Question: During the last second of its flight, a ball thrown vertically upwards covers one half of the distan...

Question

During the last second of its flight, a ball thrown vertically upwards covers one half of the distance covered during the whole flight. The point of the project and the point of landing may or may not be in the same horizontal level.

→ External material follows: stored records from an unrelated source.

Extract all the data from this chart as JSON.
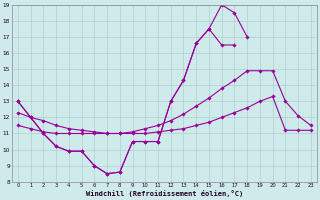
{
  "xlabel": "Windchill (Refroidissement éolien,°C)",
  "background_color": "#ceeaea",
  "grid_color": "#afd0d0",
  "line_color": "#990099",
  "xlim": [
    -0.5,
    23.5
  ],
  "ylim": [
    8,
    19
  ],
  "yticks": [
    8,
    9,
    10,
    11,
    12,
    13,
    14,
    15,
    16,
    17,
    18,
    19
  ],
  "xticks": [
    0,
    1,
    2,
    3,
    4,
    5,
    6,
    7,
    8,
    9,
    10,
    11,
    12,
    13,
    14,
    15,
    16,
    17,
    18,
    19,
    20,
    21,
    22,
    23
  ],
  "curve1_x": [
    0,
    1,
    2,
    3,
    4,
    5,
    6,
    7,
    8,
    9,
    10,
    11,
    12,
    13,
    14,
    15,
    16,
    17,
    18
  ],
  "curve1_y": [
    13.0,
    12.0,
    11.0,
    10.2,
    9.9,
    9.9,
    9.0,
    8.5,
    8.6,
    10.5,
    10.5,
    10.5,
    13.0,
    14.3,
    16.6,
    17.5,
    19.0,
    18.5,
    17.0
  ],
  "curve2_x": [
    0,
    1,
    2,
    3,
    4,
    5,
    6,
    7,
    8,
    9,
    10,
    11,
    12,
    13,
    14,
    15,
    16,
    17
  ],
  "curve2_y": [
    13.0,
    12.0,
    11.0,
    10.2,
    9.9,
    9.9,
    9.0,
    8.5,
    8.6,
    10.5,
    10.5,
    10.5,
    13.0,
    14.3,
    16.6,
    17.5,
    16.5,
    16.5
  ],
  "line3_x": [
    0,
    1,
    2,
    3,
    4,
    5,
    6,
    7,
    8,
    9,
    10,
    11,
    12,
    13,
    14,
    15,
    16,
    17,
    18,
    19,
    20,
    21,
    22,
    23
  ],
  "line3_y": [
    12.3,
    12.0,
    11.8,
    11.5,
    11.3,
    11.2,
    11.1,
    11.0,
    11.0,
    11.1,
    11.3,
    11.5,
    11.8,
    12.2,
    12.7,
    13.2,
    13.8,
    14.3,
    14.9,
    14.9,
    14.9,
    13.0,
    12.1,
    11.5
  ],
  "line4_x": [
    0,
    1,
    2,
    3,
    4,
    5,
    6,
    7,
    8,
    9,
    10,
    11,
    12,
    13,
    14,
    15,
    16,
    17,
    18,
    19,
    20,
    21,
    22,
    23
  ],
  "line4_y": [
    11.5,
    11.3,
    11.1,
    11.0,
    11.0,
    11.0,
    11.0,
    11.0,
    11.0,
    11.0,
    11.0,
    11.1,
    11.2,
    11.3,
    11.5,
    11.7,
    12.0,
    12.3,
    12.6,
    13.0,
    13.3,
    11.2,
    11.2,
    11.2
  ]
}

What maximum possible duration of the flight can be obtained? neglect air resistance and assume acceleration of free fall to $10m/{{s}^{2}}$

Answer 1

Solution

The solution to this problem is obtained by utilizing equation of motion and also by the speed and direction relationship .Maximum speed of flight depends upon the distance covered by the ball and also the time taken by the ball to cover the distance air resistance is a force caused by air is neglected here

Complete answer:
Maximum time of flight is possible when the distance covered by the ball in the last one second is maximum.
Let us consider the duration of the flight be $T$
The distance travelled by the ball after $t$ second be ${{s}_{t}}$
Initial speed of the ball is $u$
So we are given
${{s}_{T}}-{{s}_{T-1}}=\dfrac{{{s}_{T}}}{2}$
${{s}_{T}}=2\times {{s}_{T-1}}$ $\cdots \cdots (1)$
Equation of motion is given as follows
$s=ut+\dfrac{1}{2}a{{t}^{2}}$
${{v}^{2}}={{u}^{2}}+2as$
Maximum height(h) is reached by the ball when $v=0$
$0={{u}^{2}}-2gh$
$h=\dfrac{{{u}^{2}}}{2g}$
The time taken to reach height h is $t=\dfrac{u}{g}$
${{s}_{T}}=h+\dfrac{1}{2}g{{(T-t)}^{2}}$
${{s}_{T-1}}=h+\dfrac{1}{2}g{{(T-t-1)}^{2}}$
Substitute ${{s}_{T}}$ and ${{s}_{T-1}}$ in equation $(1)$
$h+\dfrac{1}{2}g{{(T-t)}^{2}}=2\times (h+\dfrac{1}{2}g{{(T-t-1)}^{2}})$
$\dfrac{{{u}^{2}}}{2g}+\dfrac{1}{2}g{{(T-t)}^{2}}=2\times (\dfrac{{{u}^{2}}}{2g}+\dfrac{1}{2}g{{(T-t-1)}^{2}})$
${{T}^{2}}-(4+2t)T+(4t+2+{{t}^{2}})=0$
Obtaining the solution of $T$ in terms of $t$
$T=\dfrac{4+2t+\sqrt{8-4{{t}^{2}}}}{2}$ $\cdots \cdots (2)$
In order to maximize $T$ neglect square root term
Differentiate $T$ with respect to $t$
$\dfrac{dT}{dt}=0$
$2-\dfrac{4t}{\sqrt{8-4{{t}^{2}}}}=0$
$32-16{{t}^{2}}=16{{t}^{2}}$
We get the value of $t=1$
Substituting this values in equation $(2)$
$T(t=1)=\dfrac{4+2+\sqrt{8-4}}{2}$
$=4\sec$
The maximum possible duration of the flight is $4\sec$

Note:
Students the time of flight is just the double of the maximum height time the maximum time of flight is also determined solely by the initial velocity in the y direction and the acceleration due to gravity. The point of the project and the point of landing may or may not be in the same horizontal level.